A Nádia apressou-se a comentar que tinha nascido um ano depois, em 1993, mais precisamente no dia 13 de Maio.
— Mas que teve 92 de tão catastrófico para vós?
O meu neto Joel fez uma síntese do acontecido:
— Foi uma desgraça que me levou a nunca ter conhecido a minha mãe. Tinha nascido a 4 de Fevereiro desse ano e a minha mãe, infelizmente, faleceu no parto. Meu pai deixou-me aos cuidados de meus avós para me criarem. Foram tempos maus para todos, mas meus avós felizmente, fizeram um bom “trabalho” (e abrindo os braços) estou aqui rijo como demonstra o exemplar presente. A Nádia rui-se, mas pesarosa lamentou.
— Lamento o sucedido, logo nesse dia que é tão festivo na minha terra, deram até esse nome ao aeroporto de Luanda.
— È verdade Nádia, foi o dia em que o Salazar tremeu quando em Angola a 4 de Fevereiro de 1961, eclodiu a revolta na esquadra da polícia de Luanda que deu inicio á guerra colonial, o ditador veio á RTP ordenar: «Para Angola rapidamente e em força». Houve mesmo um hino que entupia as rádios nacionais. Com o título: “Angola é Nossa”.

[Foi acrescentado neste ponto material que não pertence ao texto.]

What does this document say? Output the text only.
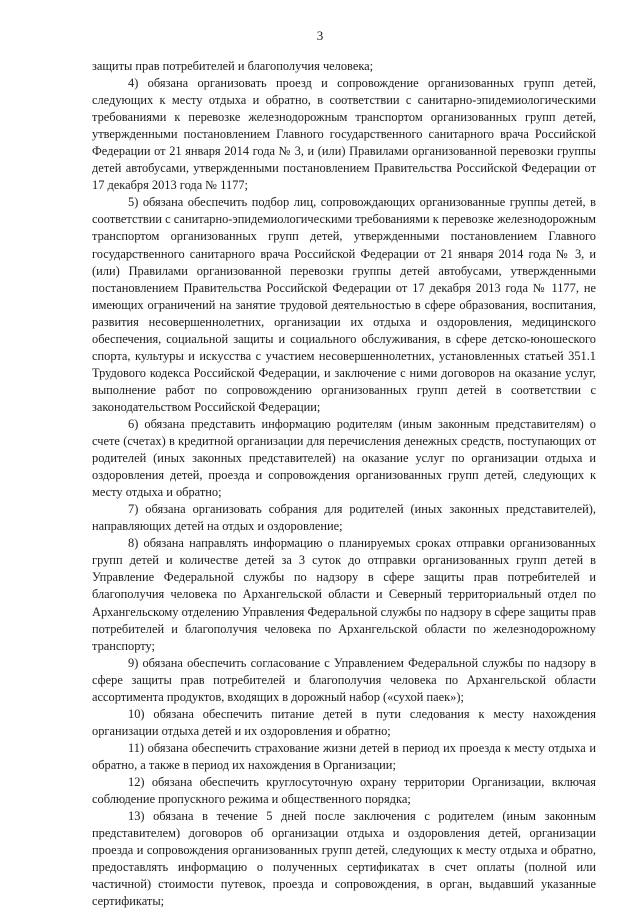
3

защиты прав потребителей и благополучия человека;

4) обязана организовать проезд и сопровождение организованных групп детей, следующих к месту отдыха и обратно, в соответствии с санитарно-эпидемиологическими требованиями к перевозке железнодорожным транспортом организованных групп детей, утвержденными постановлением Главного государственного санитарного врача Российской Федерации от 21 января 2014 года № 3, и (или) Правилами организованной перевозки группы детей автобусами, утвержденными постановлением Правительства Российской Федерации от 17 декабря 2013 года № 1177;

5) обязана обеспечить подбор лиц, сопровождающих организованные группы детей, в соответствии с санитарно-эпидемиологическими требованиями к перевозке железнодорожным транспортом организованных групп детей, утвержденными постановлением Главного государственного санитарного врача Российской Федерации от 21 января 2014 года № 3, и (или) Правилами организованной перевозки группы детей автобусами, утвержденными постановлением Правительства Российской Федерации от 17 декабря 2013 года № 1177, не имеющих ограничений на занятие трудовой деятельностью в сфере образования, воспитания, развития несовершеннолетних, организации их отдыха и оздоровления, медицинского обеспечения, социальной защиты и социального обслуживания, в сфере детско-юношеского спорта, культуры и искусства с участием несовершеннолетних, установленных статьей 351.1 Трудового кодекса Российской Федерации, и заключение с ними договоров на оказание услуг, выполнение работ по сопровождению организованных групп детей в соответствии с законодательством Российской Федерации;

6) обязана представить информацию родителям (иным законным представителям) о счете (счетах) в кредитной организации для перечисления денежных средств, поступающих от родителей (иных законных представителей) на оказание услуг по организации отдыха и оздоровления детей, проезда и сопровождения организованных групп детей, следующих к месту отдыха и обратно;

7) обязана организовать собрания для родителей (иных законных представителей), направляющих детей на отдых и оздоровление;

8) обязана направлять информацию о планируемых сроках отправки организованных групп детей и количестве детей за 3 суток до отправки организованных групп детей в Управление Федеральной службы по надзору в сфере защиты прав потребителей и благополучия человека по Архангельской области и Северный территориальный отдел по Архангельскому отделению Управления Федеральной службы по надзору в сфере защиты прав потребителей и благополучия человека по Архангельской области по железнодорожному транспорту;

9) обязана обеспечить согласование с Управлением Федеральной службы по надзору в сфере защиты прав потребителей и благополучия человека по Архангельской области ассортимента продуктов, входящих в дорожный набор («сухой паек»);

10) обязана обеспечить питание детей в пути следования к месту нахождения организации отдыха детей и их оздоровления и обратно;

11) обязана обеспечить страхование жизни детей в период их проезда к месту отдыха и обратно, а также в период их нахождения в Организации;

12) обязана обеспечить круглосуточную охрану территории Организации, включая соблюдение пропускного режима и общественного порядка;

13) обязана в течение 5 дней после заключения с родителем (иным законным представителем) договоров об организации отдыха и оздоровления детей, организации проезда и сопровождения организованных групп детей, следующих к месту отдыха и обратно, предоставлять информацию о полученных сертификатах в счет оплаты (полной или частичной) стоимости путевок, проезда и сопровождения, в орган, выдавший указанные сертификаты;
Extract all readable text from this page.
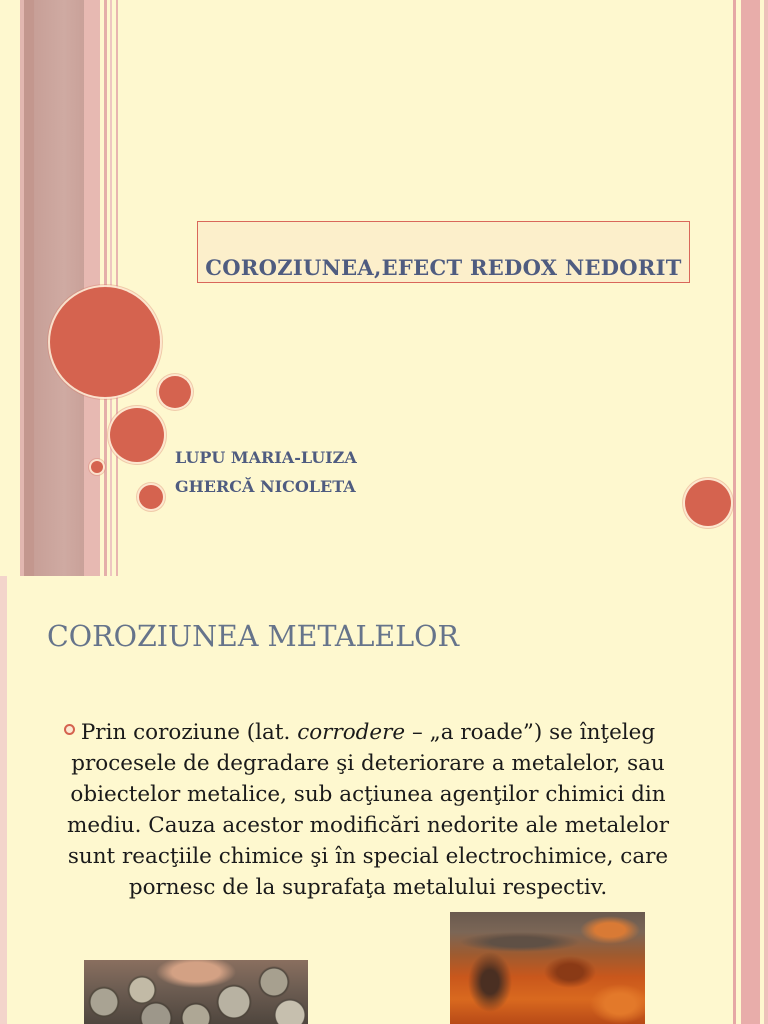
COROZIUNEA,EFECT REDOX NEDORIT
LUPU MARIA-LUIZA
GHERCĂ NICOLETA
COROZIUNEA METALELOR
Prin coroziune (lat. corrodere – „a roade”) se înţeleg
procesele de degradare şi deteriorare a metalelor, sau
obiectelor metalice, sub acţiunea agenţilor chimici din
mediu. Cauza acestor modificări nedorite ale metalelor
sunt reacţiile chimice şi în special electrochimice, care
pornesc de la suprafaţa metalului respectiv.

Como nestas coisas não me consigo calar, prossegui:
— Sabes Nádia, já em 1959, a 22 de Janeiro, o general Henrique Galvão com 24 homens, apoderou-se do navio Santa Maria para protestar contra a ditadura. O navio depois de atracar no porto brasileiro do Recife, foi devolvido a Portugal e o ditador veio à RTP dizer:
«Obrigado portugueses, temos o Santa Maria connosco».
No ano seguinte, em Dezembro de 60, a Índia apodera-se de Goa, Damão e Diu, fazendo centenas de prisioneiros para grande raiva de Salazar, que queria que lutassem até à morte, (mesmo sem terem com quê) contra o poderio bélico indiano.       
Desde a independência do Brasil, em 1822, que nenhuma colónia portuguesa cortara com Portugal o seu cordão umbilical, tudo isto, era o começo da queda do império colonial português.                                 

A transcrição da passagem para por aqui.